In early May, the bishop called Tice in for a meeting, stating that if he did not show up at the assigned time, he would be removed as pastor. Alexander told Perspective that Tice was accompanied by another elder who was not allowed to speak in the meeting. During the meeting Tice was summarily removed from his appointment and forbidden from setting foot inside the church building without the district superintendent being present. (Tice had retired earlier this year and hoped to serve in retirement until after the 2019 General Conference determined the future direction of the church.)
By the time that Tice had driven back to his home, the locks on the church were already being changed by the conference, and all leaders and members of the church were locked out of the building. According to Alexander, no one was allowed to remove any personal property. They were informed that the district superintendent would decide what items they were allowed to take out of the church, including many items made by church members for use in the church and the pastor’s personal property. Previously scheduled ministry events, including a regular Friday evening community dinner, had to be canceled.
Tice and Alexander (also an ordained elder), have served in ministry at the Oakland UM Church for 32 years. When Alexander began at the church, it had an attendance of 17. Before the recent conflict, attendance had risen to 250. However, in the last several years a number of families had left the church in response to the Frank Schaefer trial (where a United Methodist clergyperson was defrocked for performing a same-sex wedding, but then reinstated on appeal) and the fallout from the 2016 General Conference.

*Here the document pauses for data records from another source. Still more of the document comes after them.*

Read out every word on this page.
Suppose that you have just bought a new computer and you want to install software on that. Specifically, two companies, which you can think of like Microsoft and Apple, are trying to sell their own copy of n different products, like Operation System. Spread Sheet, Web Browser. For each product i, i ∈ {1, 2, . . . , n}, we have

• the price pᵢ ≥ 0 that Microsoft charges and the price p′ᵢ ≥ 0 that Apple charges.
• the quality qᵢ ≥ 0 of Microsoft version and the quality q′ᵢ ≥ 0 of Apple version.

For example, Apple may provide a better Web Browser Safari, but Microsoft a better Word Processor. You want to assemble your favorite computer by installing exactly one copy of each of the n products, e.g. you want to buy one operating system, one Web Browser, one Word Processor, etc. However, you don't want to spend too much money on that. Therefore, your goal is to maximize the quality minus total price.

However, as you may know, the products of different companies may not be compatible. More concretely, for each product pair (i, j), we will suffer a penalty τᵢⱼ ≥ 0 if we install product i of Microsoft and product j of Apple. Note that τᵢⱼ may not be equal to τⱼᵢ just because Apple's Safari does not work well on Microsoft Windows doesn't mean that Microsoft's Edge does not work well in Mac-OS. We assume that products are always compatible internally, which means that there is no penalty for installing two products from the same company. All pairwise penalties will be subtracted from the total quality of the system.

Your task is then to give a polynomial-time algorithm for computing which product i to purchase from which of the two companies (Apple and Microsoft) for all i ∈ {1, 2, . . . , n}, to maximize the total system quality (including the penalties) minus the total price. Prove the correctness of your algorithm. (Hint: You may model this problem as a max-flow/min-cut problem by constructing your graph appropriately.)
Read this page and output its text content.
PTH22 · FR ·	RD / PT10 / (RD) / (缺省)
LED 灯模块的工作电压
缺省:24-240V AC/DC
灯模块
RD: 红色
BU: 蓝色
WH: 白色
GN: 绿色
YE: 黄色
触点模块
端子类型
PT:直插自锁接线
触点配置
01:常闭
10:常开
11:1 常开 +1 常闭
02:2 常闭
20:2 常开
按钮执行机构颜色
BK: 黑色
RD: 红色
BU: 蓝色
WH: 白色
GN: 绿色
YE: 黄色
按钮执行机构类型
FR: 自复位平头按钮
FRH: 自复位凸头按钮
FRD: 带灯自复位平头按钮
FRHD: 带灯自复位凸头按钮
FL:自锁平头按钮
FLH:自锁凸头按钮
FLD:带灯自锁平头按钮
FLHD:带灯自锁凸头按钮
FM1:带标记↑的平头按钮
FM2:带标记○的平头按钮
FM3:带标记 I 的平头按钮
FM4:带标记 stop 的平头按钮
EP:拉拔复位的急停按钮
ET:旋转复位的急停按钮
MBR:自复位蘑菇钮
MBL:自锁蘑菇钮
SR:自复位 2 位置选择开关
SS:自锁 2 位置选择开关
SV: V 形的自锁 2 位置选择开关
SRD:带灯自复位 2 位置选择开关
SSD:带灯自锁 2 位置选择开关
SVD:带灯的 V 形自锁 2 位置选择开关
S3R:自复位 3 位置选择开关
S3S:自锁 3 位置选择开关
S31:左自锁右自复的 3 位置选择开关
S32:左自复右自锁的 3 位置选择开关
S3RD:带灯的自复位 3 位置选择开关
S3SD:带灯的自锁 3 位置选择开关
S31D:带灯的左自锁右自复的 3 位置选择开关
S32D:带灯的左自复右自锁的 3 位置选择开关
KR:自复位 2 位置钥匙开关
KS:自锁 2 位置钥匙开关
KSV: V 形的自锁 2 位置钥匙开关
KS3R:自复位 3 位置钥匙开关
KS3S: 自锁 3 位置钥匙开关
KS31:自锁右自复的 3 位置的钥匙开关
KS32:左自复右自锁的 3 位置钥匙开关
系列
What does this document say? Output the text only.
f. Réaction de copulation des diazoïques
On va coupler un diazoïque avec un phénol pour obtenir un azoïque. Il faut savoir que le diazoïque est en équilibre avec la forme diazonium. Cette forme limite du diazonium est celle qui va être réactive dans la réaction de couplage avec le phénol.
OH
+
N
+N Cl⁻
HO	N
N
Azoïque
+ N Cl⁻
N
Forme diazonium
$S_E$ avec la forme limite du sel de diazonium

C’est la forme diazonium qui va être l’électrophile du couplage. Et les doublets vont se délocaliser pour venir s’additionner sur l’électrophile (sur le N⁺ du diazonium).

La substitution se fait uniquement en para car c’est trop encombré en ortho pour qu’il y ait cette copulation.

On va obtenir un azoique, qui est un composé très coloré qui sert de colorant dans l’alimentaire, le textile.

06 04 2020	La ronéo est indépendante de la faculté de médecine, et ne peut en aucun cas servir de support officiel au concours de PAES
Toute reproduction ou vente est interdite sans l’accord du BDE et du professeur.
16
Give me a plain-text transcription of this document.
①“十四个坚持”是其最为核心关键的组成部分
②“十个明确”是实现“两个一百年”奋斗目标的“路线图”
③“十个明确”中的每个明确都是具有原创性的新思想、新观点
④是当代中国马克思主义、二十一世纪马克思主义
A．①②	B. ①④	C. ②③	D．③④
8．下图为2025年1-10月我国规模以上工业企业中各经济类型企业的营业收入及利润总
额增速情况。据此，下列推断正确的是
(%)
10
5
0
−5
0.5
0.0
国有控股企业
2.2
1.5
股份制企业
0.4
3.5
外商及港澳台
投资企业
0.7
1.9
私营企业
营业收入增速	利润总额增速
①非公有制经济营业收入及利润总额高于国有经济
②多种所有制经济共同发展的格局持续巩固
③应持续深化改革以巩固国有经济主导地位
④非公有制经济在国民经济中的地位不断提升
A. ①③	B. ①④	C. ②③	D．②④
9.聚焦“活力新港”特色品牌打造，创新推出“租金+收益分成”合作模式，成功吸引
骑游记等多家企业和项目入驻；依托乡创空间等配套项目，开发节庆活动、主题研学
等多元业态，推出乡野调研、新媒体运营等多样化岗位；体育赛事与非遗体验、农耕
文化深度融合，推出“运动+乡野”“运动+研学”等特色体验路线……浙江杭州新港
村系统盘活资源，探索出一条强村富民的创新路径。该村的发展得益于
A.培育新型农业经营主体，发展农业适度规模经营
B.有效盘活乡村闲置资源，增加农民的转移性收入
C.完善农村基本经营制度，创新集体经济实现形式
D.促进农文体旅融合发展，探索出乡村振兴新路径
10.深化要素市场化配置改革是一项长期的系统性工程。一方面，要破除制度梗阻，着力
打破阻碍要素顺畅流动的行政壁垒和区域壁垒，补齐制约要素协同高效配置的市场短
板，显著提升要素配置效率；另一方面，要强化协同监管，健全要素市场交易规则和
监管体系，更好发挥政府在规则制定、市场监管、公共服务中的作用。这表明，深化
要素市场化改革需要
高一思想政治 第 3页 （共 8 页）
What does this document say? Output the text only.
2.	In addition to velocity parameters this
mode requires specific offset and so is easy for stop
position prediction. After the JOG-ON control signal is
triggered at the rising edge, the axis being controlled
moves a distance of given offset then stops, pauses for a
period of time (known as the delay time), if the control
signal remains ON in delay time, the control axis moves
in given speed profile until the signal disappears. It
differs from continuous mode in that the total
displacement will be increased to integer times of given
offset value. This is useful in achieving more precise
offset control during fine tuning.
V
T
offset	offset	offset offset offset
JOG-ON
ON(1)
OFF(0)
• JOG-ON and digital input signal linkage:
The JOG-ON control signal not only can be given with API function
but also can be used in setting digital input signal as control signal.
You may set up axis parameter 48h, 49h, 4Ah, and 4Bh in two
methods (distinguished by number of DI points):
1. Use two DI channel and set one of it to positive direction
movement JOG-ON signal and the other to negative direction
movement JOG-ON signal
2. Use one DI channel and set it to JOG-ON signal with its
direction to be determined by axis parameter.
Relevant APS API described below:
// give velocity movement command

The church building had been literally built by the parishioners themselves, but has now been taken from them.
The congregation, now called Oakland Community Church, has declined to sue the conference to keep its building. They believe it is more important to move on in ministry to the community. Its first worship service was at a funeral home, and nearly 100 people attended. Fittingly, the last article posted (from December) on the church’s United Methodist website was entitled, “True Love Means Sacrifice.”
These two examples demonstrate the need for a prescribed exit path in the Book of Discipline for congregations (whether liberal or conservative) who cannot in good conscience remain in The United Methodist Church. We simply cannot trust that the bishops and annual conferences will provide a way at all, let alone a gracious way, for churches that want to leave to keep their buildings and property.
It seems fair and reasonable to require congregations to pay their fair share of unfunded pension liabilities, since these liabilities are the result of the pastors who served each church down through the years. But it is unjust and unacceptable for annual conferences to hold congregations hostage to their buildings in order to force them to compromise their consciences.
That approach is morally questionable and it will only precipitate numerous legal conflicts that burn up millions of dollars that should be going toward the mission of the church. These heavy-handed tactics are symptomatic of a heart at war, not a heart of peace. And they demonstrate church leaders saying one thing, but doing another. It’s a good way to tear down what little trust remains in a denomination about to come apart at the seams.
Thomas Lambrecht is a United Methodist clergyperson and the vice president of Good News.